Consider the following when focusing on food:
• Keep a food journal, either on your phone or on paper, to track what you eat throughout the day. We are often not aware of what and how much we eat. Some mobile apps help with this and offer motivation to choose a healthier diet.
• Foods with sugar, high-fructose corn syrup, artificial sweeteners, and unhealthy fats have been linked to heart disease, cancer, and diabetes. High-fiber diets can lessen some of these effects.
• Eating too much and not exercising are the usual causes of obesity, but they are not the only ones. Especially in times of stress, the problem may be not eating enough or not eating the right foods. Some people react to certain foods, like gluten or milk protein. Ask your integrative physician how to determine if there are certain foods you should avoid.
• Your health care provider or a dietitian may be able to help you design a healthy eating plan and set realistic weight goals to keep you healthy.
Drink Water, Always
Water affects weight loss, muscle fatigue, skin health (including fewer wrinkles), kidney and bowel function, and more. Carrying a (refillable) bottle of water with you everywhere you go may help you remember to drink more often. Also, try to drink a glass of water instead of another type of beverage with every snack and meal. Flavored sweet drinks contribute little to better health. Fruit juice should be diluted by at least half.
Recognize Your Patterns and Hurdles
Are you so hungry that you grab a snack on your way home before mealtime? Eat a piece of fruit, a bag of healthy (unbuttered) popcorn, or a handful of (roasted, unsalted) nuts on the way home so you aren’t ravenous when you walk in the door.

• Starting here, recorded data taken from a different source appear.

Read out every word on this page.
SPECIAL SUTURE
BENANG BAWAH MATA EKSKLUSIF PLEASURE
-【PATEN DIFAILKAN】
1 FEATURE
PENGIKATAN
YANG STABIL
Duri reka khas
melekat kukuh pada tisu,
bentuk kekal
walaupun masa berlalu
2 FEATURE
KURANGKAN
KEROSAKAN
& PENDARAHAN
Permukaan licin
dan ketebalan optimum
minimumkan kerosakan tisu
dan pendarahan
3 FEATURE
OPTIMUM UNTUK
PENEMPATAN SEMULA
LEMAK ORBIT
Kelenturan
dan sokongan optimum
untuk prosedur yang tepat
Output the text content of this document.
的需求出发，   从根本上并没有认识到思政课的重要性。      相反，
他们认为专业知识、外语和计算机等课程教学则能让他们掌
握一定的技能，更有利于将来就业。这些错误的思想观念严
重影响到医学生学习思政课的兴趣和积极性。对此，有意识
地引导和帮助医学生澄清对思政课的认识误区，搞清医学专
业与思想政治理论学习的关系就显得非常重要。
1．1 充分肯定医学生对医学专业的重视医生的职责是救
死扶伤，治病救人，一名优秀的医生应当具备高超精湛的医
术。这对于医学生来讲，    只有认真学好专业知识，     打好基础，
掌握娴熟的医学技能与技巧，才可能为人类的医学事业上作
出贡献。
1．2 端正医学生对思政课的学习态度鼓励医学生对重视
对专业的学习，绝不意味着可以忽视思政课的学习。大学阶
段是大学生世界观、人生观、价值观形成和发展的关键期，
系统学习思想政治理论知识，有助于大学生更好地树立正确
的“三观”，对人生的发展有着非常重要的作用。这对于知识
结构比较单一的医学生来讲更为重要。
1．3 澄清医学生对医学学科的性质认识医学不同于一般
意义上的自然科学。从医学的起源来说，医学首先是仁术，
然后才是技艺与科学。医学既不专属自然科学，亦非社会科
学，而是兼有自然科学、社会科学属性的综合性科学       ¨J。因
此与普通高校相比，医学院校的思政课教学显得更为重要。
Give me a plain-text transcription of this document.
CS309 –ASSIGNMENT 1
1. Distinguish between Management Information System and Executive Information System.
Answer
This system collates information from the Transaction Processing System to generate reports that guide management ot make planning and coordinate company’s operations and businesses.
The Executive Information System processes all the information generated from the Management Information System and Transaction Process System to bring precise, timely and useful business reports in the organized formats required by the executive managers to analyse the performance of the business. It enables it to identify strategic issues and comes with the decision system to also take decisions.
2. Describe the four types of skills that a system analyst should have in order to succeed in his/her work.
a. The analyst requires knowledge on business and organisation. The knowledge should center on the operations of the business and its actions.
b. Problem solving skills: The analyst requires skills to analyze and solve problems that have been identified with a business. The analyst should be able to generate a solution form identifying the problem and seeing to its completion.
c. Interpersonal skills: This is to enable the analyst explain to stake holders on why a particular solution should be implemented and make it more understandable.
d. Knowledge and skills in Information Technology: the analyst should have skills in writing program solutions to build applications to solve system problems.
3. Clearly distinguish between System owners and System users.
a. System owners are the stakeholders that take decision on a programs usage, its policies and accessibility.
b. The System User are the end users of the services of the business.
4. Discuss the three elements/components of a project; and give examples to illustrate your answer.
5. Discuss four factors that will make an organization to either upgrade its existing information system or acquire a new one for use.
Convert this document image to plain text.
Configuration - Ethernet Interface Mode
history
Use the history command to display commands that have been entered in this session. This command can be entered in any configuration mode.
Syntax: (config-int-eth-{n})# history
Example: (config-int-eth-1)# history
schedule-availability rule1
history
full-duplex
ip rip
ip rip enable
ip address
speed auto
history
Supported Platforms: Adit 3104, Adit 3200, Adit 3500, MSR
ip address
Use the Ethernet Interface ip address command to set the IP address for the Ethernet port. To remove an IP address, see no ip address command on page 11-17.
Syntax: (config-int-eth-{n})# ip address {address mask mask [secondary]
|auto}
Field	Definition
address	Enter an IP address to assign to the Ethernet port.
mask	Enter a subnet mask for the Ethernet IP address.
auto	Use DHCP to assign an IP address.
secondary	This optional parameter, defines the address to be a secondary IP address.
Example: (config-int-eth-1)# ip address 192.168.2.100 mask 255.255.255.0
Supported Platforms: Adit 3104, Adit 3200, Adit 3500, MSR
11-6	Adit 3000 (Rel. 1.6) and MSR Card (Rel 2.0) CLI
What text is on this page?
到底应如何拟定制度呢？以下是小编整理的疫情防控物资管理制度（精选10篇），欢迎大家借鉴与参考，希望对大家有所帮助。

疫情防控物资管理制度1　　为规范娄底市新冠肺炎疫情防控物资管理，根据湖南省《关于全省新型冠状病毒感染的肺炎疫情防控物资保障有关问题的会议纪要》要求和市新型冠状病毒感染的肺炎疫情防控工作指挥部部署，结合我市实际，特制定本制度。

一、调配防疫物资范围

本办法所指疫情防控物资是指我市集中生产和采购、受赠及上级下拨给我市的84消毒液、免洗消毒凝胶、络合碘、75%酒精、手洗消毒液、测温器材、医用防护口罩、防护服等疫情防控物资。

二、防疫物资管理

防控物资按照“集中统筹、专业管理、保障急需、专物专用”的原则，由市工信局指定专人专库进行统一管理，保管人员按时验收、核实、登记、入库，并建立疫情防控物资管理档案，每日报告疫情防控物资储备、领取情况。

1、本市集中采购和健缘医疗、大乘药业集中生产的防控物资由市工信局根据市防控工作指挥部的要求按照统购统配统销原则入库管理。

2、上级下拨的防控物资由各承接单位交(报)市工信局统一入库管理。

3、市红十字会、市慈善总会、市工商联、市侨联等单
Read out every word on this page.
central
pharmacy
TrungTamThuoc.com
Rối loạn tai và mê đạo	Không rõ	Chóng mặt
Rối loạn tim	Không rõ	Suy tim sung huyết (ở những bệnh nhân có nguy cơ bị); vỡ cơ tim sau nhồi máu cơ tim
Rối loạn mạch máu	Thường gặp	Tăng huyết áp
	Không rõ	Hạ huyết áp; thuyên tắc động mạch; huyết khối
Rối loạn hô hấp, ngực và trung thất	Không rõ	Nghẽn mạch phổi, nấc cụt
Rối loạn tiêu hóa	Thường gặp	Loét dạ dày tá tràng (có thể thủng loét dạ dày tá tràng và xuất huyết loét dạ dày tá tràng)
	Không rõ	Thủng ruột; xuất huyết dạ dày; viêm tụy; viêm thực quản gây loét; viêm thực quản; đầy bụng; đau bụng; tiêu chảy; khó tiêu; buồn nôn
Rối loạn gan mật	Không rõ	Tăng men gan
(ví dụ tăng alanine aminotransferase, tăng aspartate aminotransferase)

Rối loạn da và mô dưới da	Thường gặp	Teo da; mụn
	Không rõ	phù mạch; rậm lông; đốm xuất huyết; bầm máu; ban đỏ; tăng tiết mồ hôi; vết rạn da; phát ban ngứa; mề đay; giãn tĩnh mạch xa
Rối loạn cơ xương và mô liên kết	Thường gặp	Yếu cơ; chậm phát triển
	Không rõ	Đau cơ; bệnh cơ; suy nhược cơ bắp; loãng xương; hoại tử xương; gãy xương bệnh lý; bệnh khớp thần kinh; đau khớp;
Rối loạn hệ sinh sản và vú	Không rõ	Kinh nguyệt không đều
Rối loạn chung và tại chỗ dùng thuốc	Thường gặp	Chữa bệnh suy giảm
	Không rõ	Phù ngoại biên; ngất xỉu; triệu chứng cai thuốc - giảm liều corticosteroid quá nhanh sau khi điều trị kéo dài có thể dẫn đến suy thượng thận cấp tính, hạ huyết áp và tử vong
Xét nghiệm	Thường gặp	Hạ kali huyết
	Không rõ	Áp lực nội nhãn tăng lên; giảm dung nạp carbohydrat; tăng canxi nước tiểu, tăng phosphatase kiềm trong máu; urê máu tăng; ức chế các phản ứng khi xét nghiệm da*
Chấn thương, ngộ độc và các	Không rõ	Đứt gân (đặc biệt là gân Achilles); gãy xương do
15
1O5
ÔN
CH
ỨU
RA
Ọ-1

Are you too tired to make the healthy meal you’d planned, so you find yourself ordering pizza? Try having mor
e easy meals like sandwiches or soup. Make a week’s worth of healthy meals and freeze them in small packets to pull out and defrost.
Meal Planning and Mealtimes
Meal planning can be good for your budget, your stress level, and your waistline. Have ingredients on hand for easy pantry or freezer meals if you don’t have time to buy fresh ingredients. Know where you can stop for a healthier takeout option if an appointment or workday runs long. Try these meal-planning tips:
• Aim to shop only once a week. Fewer trips to the grocery store and drive-through can save time. Running into the store to pick up an item can lead to overbuying and more stress.
• Eat before you shop for food. If you go to the grocery store hungry, you are likely to buy more than you would if you were full.
• Keep healthy food on hand. It is easier to eat healthy when your pantry, fridge, freezer, and cabinets are well stocked with healthy food. Get rid of what you don’t want around.
• Involve your children so they will be more likely to eat healthy and help with meal prep. If they can see the meal plan, it will cut down on the questions of “What’s for dinner?” or “What can I eat?”